- Associated Press - Wednesday, January 15, 2014

ATLANTA (AP) - Georgia would increase its education spending under a budget plan Wednesday from Gov. Nathan Deal that comes after schools districts repeatedly shortened their school years and cut teacher pay to cope with a bad recession and slow recovery.

Deal, a Republican, proposed a $42.3 billion spending plan for the financial year starting in July, a nominal increase of roughly 3 percent over the current year. The plan would spend roughly $20.8 billion in state money, largely from personal income and sales tax collections. Lawmakers in the Republican-dominated General Assembly started their budget reviews Wednesday and will ultimately decide in the coming weeks whether to accept the proposal.

Setting the budget is among the biggest decisions state politicians will face during a legislative session that senior leaders want to keep short because it is an election year. While local school officials have long decried funding cuts, raising education spending can be smart politics. Deal will face Georgia’s schools superintendent, a longshot candidate, in a Republican gubernatorial primary, then run against Democratic state Sen. Jason Carter.

Deal proposed spending $547 million in additional funds on the K-12 school system, though a large slice of that money is required by law to keep up with growing student enrollments. Deal would allocate $314 million in new funds for local school systems that can decide how to use it.
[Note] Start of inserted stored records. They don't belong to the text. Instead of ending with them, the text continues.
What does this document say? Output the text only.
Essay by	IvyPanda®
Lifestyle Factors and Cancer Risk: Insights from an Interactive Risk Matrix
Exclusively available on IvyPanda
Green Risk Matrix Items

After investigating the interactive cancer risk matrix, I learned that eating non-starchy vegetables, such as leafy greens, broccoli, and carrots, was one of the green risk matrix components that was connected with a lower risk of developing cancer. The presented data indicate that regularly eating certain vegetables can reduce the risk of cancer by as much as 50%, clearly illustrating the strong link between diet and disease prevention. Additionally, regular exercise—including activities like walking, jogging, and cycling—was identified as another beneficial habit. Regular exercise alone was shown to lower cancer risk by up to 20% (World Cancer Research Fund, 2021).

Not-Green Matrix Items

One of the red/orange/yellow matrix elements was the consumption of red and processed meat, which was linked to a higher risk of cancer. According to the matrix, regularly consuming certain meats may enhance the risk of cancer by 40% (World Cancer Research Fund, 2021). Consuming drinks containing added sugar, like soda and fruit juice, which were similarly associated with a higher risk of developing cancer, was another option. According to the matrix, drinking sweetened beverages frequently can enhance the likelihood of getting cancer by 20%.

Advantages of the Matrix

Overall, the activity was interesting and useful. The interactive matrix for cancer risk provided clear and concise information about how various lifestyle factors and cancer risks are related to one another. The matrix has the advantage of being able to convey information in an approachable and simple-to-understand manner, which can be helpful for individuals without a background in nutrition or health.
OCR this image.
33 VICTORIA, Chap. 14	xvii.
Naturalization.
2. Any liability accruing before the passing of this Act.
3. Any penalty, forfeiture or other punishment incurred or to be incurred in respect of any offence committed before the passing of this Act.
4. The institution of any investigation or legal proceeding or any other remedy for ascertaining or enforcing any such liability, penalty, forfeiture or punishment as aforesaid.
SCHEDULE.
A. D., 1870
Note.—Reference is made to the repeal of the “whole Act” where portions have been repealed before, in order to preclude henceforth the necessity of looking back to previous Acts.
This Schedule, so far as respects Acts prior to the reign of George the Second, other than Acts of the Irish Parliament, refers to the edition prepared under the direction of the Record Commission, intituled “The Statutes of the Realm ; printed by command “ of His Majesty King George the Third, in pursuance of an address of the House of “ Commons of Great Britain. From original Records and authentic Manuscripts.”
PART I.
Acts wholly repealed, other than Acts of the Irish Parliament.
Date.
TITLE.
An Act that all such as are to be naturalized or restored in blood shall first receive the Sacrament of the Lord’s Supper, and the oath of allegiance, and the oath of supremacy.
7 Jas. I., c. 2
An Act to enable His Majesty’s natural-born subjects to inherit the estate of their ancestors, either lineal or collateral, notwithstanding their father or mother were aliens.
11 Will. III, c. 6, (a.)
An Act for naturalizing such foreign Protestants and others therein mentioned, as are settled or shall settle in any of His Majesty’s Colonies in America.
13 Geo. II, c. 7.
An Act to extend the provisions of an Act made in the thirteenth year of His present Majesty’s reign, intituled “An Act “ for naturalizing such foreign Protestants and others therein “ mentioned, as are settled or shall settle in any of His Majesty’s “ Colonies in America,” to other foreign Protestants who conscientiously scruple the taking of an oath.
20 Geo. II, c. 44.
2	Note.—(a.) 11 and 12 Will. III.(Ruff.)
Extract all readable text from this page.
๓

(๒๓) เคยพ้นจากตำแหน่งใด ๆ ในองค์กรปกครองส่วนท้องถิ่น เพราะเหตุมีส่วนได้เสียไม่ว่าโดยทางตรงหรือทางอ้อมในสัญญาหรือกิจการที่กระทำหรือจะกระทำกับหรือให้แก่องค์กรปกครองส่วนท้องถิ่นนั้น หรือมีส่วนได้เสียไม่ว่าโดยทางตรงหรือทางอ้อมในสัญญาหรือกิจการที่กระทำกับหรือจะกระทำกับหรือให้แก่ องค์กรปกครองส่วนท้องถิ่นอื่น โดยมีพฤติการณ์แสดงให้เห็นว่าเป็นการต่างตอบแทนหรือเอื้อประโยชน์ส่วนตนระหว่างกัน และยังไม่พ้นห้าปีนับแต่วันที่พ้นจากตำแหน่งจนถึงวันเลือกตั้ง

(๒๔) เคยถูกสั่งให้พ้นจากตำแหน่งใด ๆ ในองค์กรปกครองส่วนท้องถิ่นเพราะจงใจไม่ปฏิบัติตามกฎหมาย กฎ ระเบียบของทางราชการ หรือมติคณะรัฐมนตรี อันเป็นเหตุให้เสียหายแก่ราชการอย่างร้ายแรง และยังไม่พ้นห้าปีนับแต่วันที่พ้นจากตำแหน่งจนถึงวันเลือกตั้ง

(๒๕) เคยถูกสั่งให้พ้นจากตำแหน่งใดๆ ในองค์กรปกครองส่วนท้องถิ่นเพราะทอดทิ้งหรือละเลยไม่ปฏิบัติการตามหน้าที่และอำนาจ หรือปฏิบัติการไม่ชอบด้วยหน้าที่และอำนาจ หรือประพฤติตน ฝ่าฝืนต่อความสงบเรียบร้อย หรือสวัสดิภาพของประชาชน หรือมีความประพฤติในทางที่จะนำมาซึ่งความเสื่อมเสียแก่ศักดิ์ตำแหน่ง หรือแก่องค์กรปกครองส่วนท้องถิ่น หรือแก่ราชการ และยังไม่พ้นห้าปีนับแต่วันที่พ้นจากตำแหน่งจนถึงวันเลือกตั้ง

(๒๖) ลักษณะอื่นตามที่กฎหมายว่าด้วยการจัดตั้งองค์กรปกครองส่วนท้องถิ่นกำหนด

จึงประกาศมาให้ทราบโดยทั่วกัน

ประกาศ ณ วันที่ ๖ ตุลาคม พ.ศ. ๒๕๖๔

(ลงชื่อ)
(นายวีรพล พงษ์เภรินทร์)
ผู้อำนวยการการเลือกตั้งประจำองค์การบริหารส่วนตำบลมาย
Deal said he wants school systems to restore days that they trimmed from the calendar, stop furloughing teachers and increase salaries.

“These funds will provide our local school systems with the resources and flexibility to address the most critical needs of their students and teachers,” Deal told lawmakers in prepared remarks.

Democrats countered that Georgia lags the nation in graduation rates and that large numbers of school districts are no longer teaching students for 180 days a year. Carter proposed that Georgia financially prioritize by setting its education budget first, then pass a second spending plan that funds the rest of state government.

“Today, our education budget is a shell game,” he said.

In the long-run, spending by Georgia’s government is relatively flat. When adjusted for inflation, per-person spending under Deal’s proposal is about the same as in 1990, according to calculations from the governor’s office.

College and technical students could see gains under the plan. Deal proposed raising the state’s HOPE scholarship and grants for by 3 percent over last year. It includes $10 million to establish low-interest loans for students in Georgia’s technical colleges.

Under the plan, Georgia would hire an additional 202 new workers in its human service agencies to look after children and the elderly. The head of Georgia’s child welfare agency had warned lawmakers last year that agency staffing could not fall much lower without problems. Since then, the agency has been under scrutiny after questions over whether caseworkers could have done more to prevent two child deaths.

The budget plan would also include:

- $29 million for employee raises;

- More than $720,000 to raise the salaries of food inspectors and reduce staff turnover;

- Roughly $66 million to fund water supply projects across Georgia. Georgia faces long-running water disputes with neighboring Alabama and Florida, and Deal has backed building more reservoirs and water storage projects.

- $35 million in bonds to fund the deepening of the Port of Savannah.